Capital expenditures, or CapEx, refer to the money an organization or corporate entity spends to buy, maintain, or improve its fixed assets, such as buildings, vehicles, equipment, or land. Capital expenditures are considered an investment by a company in expanding its business and are capitalized on the balance sheet, meaning they are not expensed directly on a companys income statement. Capital expenditures are used to undertake new projects or investments by a company and can include repairing an existing asset so as to improve its useful life, purchasing a piece of equipment, or building a new factory. Capital expenditures are different from operating expenses, which recur on a regular and predictable basis, such as rent, wages, and utility costs.
Capital expenditures are characterized as very expensive, especially for companies in industries such as manufacturing, telecom, utilities, and oil exploration. Capital investments in physical assets like buildings, equipment, or property offer the potential of providing benefits in the long run but will need a large monetary outlay initially. Capital expenditures have an initial increase in the asset accounts of an organization, but once capital assets start being put in service, depreciation begins, and the assets decrease in value throughout their useful lives.

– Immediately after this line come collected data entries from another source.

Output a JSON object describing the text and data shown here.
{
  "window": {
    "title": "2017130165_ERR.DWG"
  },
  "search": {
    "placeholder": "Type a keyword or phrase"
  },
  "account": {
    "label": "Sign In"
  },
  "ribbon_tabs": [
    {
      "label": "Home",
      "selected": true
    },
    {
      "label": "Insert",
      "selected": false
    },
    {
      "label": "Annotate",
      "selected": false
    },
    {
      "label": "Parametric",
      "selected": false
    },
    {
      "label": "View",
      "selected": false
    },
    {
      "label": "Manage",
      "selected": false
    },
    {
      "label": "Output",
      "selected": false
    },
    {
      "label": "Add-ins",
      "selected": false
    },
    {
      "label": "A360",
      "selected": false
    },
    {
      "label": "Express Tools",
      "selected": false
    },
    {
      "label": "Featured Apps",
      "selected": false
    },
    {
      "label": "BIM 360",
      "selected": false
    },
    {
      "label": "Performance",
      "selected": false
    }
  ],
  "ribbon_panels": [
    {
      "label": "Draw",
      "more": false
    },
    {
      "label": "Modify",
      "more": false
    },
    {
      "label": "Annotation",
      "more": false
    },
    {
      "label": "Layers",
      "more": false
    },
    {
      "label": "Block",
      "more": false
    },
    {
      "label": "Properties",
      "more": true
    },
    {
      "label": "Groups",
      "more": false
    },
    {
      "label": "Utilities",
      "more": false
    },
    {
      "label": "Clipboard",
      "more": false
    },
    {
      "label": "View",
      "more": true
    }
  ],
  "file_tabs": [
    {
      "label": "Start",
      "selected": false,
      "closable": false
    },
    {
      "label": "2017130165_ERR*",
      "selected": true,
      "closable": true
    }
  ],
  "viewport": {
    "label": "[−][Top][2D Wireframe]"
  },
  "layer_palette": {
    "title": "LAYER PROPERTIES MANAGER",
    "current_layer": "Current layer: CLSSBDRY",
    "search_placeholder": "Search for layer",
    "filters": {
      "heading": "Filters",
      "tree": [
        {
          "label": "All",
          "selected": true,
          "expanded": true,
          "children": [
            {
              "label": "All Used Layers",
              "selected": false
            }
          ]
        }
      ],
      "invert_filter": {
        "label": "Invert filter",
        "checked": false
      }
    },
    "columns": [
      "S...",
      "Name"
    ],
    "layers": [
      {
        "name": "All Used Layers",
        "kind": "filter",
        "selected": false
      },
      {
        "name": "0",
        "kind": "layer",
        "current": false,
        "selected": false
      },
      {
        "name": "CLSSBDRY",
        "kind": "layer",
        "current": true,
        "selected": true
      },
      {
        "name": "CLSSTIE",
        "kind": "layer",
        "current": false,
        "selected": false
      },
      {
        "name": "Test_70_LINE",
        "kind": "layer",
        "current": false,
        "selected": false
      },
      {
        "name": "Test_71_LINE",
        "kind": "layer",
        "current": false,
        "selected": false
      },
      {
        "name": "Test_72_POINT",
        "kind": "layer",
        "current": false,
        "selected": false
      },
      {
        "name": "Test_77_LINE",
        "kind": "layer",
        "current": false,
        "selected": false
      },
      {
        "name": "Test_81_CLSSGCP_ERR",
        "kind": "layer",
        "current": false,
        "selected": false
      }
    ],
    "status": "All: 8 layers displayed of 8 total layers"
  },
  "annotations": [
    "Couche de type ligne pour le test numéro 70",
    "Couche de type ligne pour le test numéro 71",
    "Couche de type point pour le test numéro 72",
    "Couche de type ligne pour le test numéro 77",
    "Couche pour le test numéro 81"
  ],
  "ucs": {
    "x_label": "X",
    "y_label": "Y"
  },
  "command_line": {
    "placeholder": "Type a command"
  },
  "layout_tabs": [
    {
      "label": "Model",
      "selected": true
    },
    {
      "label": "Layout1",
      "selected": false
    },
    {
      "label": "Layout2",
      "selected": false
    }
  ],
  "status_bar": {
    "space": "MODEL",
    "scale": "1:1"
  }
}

The decision of whether to expense or capitalize an expenditure is based on how long the benefit of that spending is expected to last. If the benefit is less than one year, it will be expensed directly on the income statement. If the benefit is greater than one year, it must be capitalized as an asset on the balance sheet.
Calculating capital expenditures can help companies avoid going over their allotted budget when spending money on all types of assets. Companies can measure capital expenditures using their balance sheet, cash flow statement, or income statement. Capital expenditures are a key component of the main financial statements: balance sheets, cash flow statements, and income statements.